From these facts it can no longer be maintained that varieties when crossed are invariably quite fertile. From the great difficulty of ascertaining the infertility of varieties in a state of nature, for a supposed variety, if proved to be infertile in any degree, would almost universally be ranked as a species; from man attending only to external characters in his domestic varieties, and from such varieties not having been exposed for very long periods to uniform conditions of life; from these several considerations we may conclude that fertility does not constitute a fundamental distinction between varieties and species when crossed. The general sterility of crossed species may safely be looked at, not as a special acquirement or endowment, but as incidental on changes of an unknown nature in their sexual elements.
_Hybrids and Mongrels compared, independently of their fertility._
 Independently of the question of fertility, the offspring of species and of varieties when crossed may be compared in several other respects. Gärtner, whose strong wish it was to draw a distinct line between species and varieties, could find very few, and, as it seems to me, quite unimportant differences between the so-called hybrid offspring of species, and the so-called mongrel offspring of varieties. And, on the other hand, they agree most closely in many important respects.
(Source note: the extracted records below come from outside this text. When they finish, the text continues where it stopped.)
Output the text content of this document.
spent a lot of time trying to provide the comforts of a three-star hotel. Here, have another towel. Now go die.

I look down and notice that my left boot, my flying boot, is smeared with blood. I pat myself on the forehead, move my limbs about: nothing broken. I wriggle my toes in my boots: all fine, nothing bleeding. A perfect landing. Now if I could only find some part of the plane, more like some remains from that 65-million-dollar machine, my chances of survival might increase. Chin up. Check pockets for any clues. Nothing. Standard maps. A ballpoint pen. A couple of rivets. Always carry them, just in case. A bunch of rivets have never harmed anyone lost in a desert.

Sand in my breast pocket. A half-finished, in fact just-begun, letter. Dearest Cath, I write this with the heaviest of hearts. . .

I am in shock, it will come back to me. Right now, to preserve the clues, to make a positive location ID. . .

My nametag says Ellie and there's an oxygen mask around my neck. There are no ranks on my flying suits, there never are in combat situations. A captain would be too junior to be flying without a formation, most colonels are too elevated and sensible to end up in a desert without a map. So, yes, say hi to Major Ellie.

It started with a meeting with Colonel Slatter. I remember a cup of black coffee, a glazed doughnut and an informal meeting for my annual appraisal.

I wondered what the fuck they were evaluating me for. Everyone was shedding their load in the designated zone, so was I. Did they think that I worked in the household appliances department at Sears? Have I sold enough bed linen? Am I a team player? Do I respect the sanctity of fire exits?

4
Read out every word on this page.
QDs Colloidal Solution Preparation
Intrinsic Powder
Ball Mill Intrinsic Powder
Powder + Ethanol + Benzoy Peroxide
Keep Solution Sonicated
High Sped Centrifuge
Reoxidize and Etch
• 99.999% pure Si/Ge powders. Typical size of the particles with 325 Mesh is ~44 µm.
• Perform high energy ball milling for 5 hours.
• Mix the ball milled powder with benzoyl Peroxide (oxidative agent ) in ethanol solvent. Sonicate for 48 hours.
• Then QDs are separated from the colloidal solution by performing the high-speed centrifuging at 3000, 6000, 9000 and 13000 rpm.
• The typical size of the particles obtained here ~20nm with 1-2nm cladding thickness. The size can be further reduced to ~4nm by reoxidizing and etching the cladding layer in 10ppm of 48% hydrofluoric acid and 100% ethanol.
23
I shall here discuss this subject with extreme brevity. The most important distinction is, that in the first generation mongrels are more variable than hybrids; but Gärtner admits that hybrids from species which have long been cultivated are often variable in the first generation; and I have myself seen striking instances of this fact. Gärtner further admits that hybrids between very closely allied species are more variable than those from very distinct species; and this shows that the difference in the degree of variability graduates away. When mongrels and the more fertile hybrids are propagated for several generations, an extreme amount of variability in the offspring in both cases is notorious; but some few instances of both hybrids and mongrels long retaining a uniform character could be given. The variability, however, in the successive generations of mongrels is, perhaps, greater than in hybrids.